I used to be an obsessive DVD collector. I don't collect physical media much now, but I have kept my DVD (yes, standard definition DVD) collection.

I once spent crazy money on a complete set of DANGER MAN, half of which I gave away to my father (he loves the American episodes). There came a point when I had to ask myself whether or not I would ever actually rewatch any of these discs, and each time I asked myself that, I found myself more often than not deciding against the purchase.

I was a huge fan of EARLY EDITION and didn't realize a full series DVD release was out! Thanks for mentioning that, I will snap that up.

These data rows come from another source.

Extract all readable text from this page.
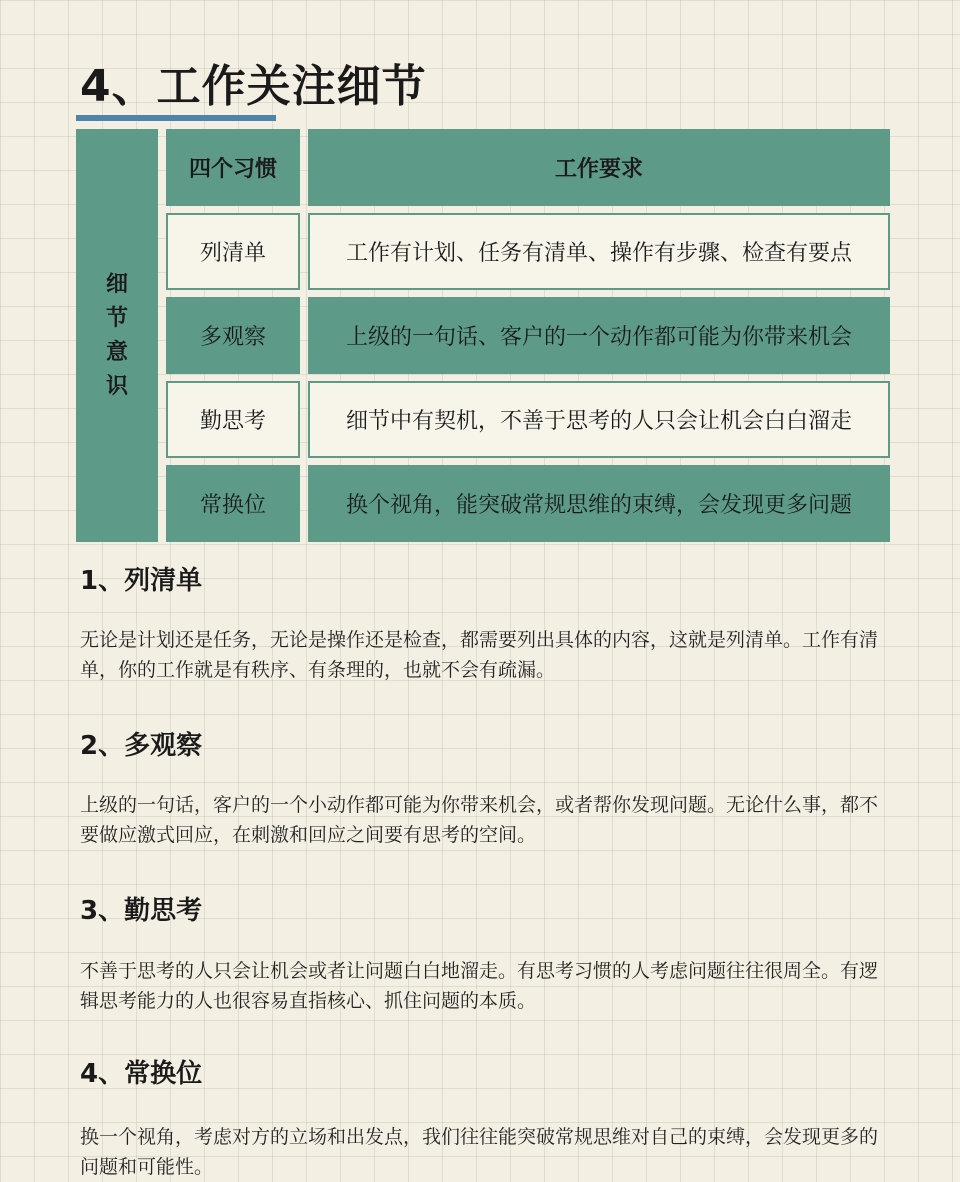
4、工作关注细节
细节意识
四个习惯	工作要求
列清单	工作有计划、任务有清单、操作有步骤、检查有要点
多观察	上级的一句话、客户的一个动作都可能为你带来机会
勤思考	细节中有契机，不善于思考的人只会让机会白白溜走
常换位	换个视角，能突破常规思维的束缚，会发现更多问题
1、列清单

无论是计划还是任务，无论是操作还是检查，都需要列出具体的内容，这就是列清单。工作有清单，你的工作就是有秩序、有条理的，也就不会有疏漏。

2、多观察

上级的一句话，客户的一个小动作都可能为你带来机会，或者帮你发现问题。无论什么事，都不要做应激式回应，在刺激和回应之间要有思考的空间。

3、勤思考

不善于思考的人只会让机会或者让问题白白地溜走。有思考习惯的人考虑问题往往很周全。有逻辑思考能力的人也很容易直指核心、抓住问题的本质。

4、常换位

换一个视角，考虑对方的立场和出发点，我们往往能突破常规思维对自己的束缚，会发现更多的问题和可能性。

Re: Random Thoughts about TV, Film and Media

ireactions wrote:

I'm super-confused about movie ticket prices where you live. Alamo Drafthouse seemed to be charging $9.73 USD for regular admission but AMC was charging $12 USD for regular admission. I'm probably looking at the wrong pages. How much is the average movie ticket?

So I usually go see movies with my buddy.  I will buy the tickets and then he'll buy the next ones.  Looking at my credit card bill, it looks like I spend $30.08 for two tickets including whatever fees and tax or whatever.  He and I live on opposite sides of the city so we have to sorta find a theater that works geographically and we've settled on that one.  I don't get any concessions (I will have already eaten dinner and I don't need anything that will make me have to pee in the middle).

Budgets are different for each person, but I think $15 for the opportunity to hang out with my friend and see a new release is okay with me.  Especially for situations like a) getting to experience the surprises of Deadpool and Wolverine without being spoiled or b) getting to see George Miller action on the big screen or c) experiencing a new Alien film on the big screen in a silent theater.

I think that's a good experience.  I've also found myself watching a lot of things while I'm working or even getting my phone out while something is on.  I've become a second screen guy, despite my best intentions.  So unless I'm watching something with my wife (which is rare), watching something on the treadmill, or watching something in a theater, I don't feel like I'm giving it my full attention.  So it's an excuse for me to actually watch something I want to watch.